Сергей Устинов - Не верь, не бойся, не проси или «Машина смерти»
— Я так думаю, Кулек, минуты через три-четыре твои яйца будут на соседней крыше. В жареном виде.
После чего поднялся и коротко кинул мне:
— Пошли. Только ногами не топай.
И тут Кулька прорвало. Потекло сразу и по щекам, и по ляжкам.
— Стрихнин, миленький... да я... да ни в жисть... откуда мне... ни сном ни духом, — заблеял он.
— Верю, верю, — успокоил его Стрихнин, — сам трепло. Значит, ни в жисть, говоришь?
Кулек яростно закивал головой.
— Кто ж тогда?
Если б у Кулька не были связаны руки, он бы ими в отчаянии развел, а так это выразилось в жалобном дергании плечами.
— Правильно, — одобрил Стрихнин. — Сам погибай, а товарища выручай. Салют Кибальчишу!
Он повернулся, чтобы уходить, и тут Кулек в голос завыл ему вслед.
— Ну хорошо, — Стрихнин как бы нехотя вернулся и сел обратно на стул. — Давай я тебе подмогну. Ты ведь лично на исполнителей не выходишь, передаешь заказики по инстанции, верно?
Кулек судорожно кивнул.
— Вот и скажи — кому передаешь?
— Я его не знаю. Только в лицо... Звоню на пейджер, сообщаю время, он приходит — плюс-минус два часа. В условленное место.
— Какое место?
— На Чистых прудах, — нехотя выдавил из себя Кулек. — В скверике у воды, напротив театра «Современник».
Стрихнин удовлетворенно кивнул:
— А теперь ну-ка опиши его похудожественней, — и, видя, что Кулек молчит, глядя на нас с мольбой и болью, подбодрил его: — Что, боишься, художественно не получится? Давай, давай, дерзайте, вы талантливы!
Кулек обреченно открыл было рот, но тут Стрихнин неожиданно сам оборвал неначавшуюся исповедь, для вящей, вероятно, убедительности переходя на феню:
— Только без понтов, не вздумай дурочку накатить! На этот случай процедура такая: ты его описываешь, говоришь номер пейджера и что должен сообщить. Я звоню и иду с ним на «стрелку», а тебе завожу будильник на... — он задумался, прикидывая, — плюс два часа после «стрелки», к примеру. После этого можешь спать спокойно: если ты честный фраер, я вернусь и тебя разбужу. А если прогнал мне фуфло, тебя разбудит вот это.

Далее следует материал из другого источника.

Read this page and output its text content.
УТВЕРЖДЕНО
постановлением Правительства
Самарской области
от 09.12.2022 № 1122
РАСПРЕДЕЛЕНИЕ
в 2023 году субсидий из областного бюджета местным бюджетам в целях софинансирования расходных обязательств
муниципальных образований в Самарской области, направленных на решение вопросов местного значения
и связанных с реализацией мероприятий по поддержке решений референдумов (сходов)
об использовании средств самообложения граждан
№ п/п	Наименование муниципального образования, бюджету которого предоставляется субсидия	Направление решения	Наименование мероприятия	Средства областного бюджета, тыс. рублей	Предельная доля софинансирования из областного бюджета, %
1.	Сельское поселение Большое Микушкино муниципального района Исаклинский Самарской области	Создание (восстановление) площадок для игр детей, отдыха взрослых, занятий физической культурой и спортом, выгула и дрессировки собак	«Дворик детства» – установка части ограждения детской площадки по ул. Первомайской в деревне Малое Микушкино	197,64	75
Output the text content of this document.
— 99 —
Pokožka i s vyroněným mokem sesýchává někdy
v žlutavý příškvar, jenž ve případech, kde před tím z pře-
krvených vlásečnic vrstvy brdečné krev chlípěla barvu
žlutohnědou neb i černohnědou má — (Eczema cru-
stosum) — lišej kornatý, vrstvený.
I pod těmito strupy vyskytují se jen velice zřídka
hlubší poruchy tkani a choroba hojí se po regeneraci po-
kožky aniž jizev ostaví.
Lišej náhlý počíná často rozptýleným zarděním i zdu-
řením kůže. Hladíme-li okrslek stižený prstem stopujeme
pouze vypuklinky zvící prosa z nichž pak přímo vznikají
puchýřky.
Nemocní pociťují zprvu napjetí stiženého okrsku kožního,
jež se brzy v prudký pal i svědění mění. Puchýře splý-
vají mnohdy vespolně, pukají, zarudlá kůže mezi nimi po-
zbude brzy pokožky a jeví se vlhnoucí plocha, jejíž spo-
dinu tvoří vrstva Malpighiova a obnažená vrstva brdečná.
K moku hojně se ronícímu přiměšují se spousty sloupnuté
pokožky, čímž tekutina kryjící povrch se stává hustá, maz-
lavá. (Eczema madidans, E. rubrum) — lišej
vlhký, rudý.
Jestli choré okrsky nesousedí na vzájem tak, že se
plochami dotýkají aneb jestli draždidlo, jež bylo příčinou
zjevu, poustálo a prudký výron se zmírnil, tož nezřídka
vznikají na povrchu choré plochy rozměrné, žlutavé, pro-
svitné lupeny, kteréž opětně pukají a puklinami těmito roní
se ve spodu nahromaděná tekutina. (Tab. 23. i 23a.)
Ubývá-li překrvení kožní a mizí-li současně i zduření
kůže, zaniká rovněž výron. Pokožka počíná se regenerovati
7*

При этих словах мы все непроизвольно обратили взгляды к адской машине. Будильник тикал как ни в чем не бывало, но ниточка уже почти перестала провисать, натягиваясь все больше и больше. Кулек громко сглотнул и с обреченным видом стал рассказывать:
— Высокий такой, мордастый, лет за пятьдесят. Волосы седоватые. Да, вот! Всегда с «дипломатом», он туда бумажки и фотки, которые я приношу, прячет. Вроде все...
— Ну а деньги? — спросил Стрихнин. — Денежки он тоже в «дипломат» прячет?
Кулек снова замялся — всего на мгновение, а Стрихнин уже заорал так, что я испугался, как бы «лимонку» не снесло на пол звуковой волной:
— Не лепить!
— Деньги я не ему отдаю... — пробормотал, почти прошептал Кулек.
— А кому? — надавил Стрихнин.
— Если заказ принят, ко мне приезжают. Специальные люди.
— Ну хорошо. — Стрихнин словно вожжи отпустил, ласковым похлопыванием по крупу разрешая загнанному Кульку перейти на легкий аллюр. — Принято пока что. Давай пейджер.
Совершенно подавленный Кулек диктовал, а я по указанию Стрихнина тут же, не отходя от кассы, крутил диск, сообщал номер абонента и назначал время «стрелки»: завтра в десять утра.
— А теперь, — довольно потирая руки, проговорил Стрихнин, — последний вопросик: кто тебе дал номер пейджера и от кого приезжают за деньгами?
Я думал, Кулек опять начнет артачиться, а потом, как уже было, Стрихнин его доломает. Но на этот раз реакция была столь неожиданной, что у меня мороз прошел по коже: Кулек засмеялся. Меленько так захихикал, трясясь всем своим дряблым телом младенца-переростка в веревочных перетяжках.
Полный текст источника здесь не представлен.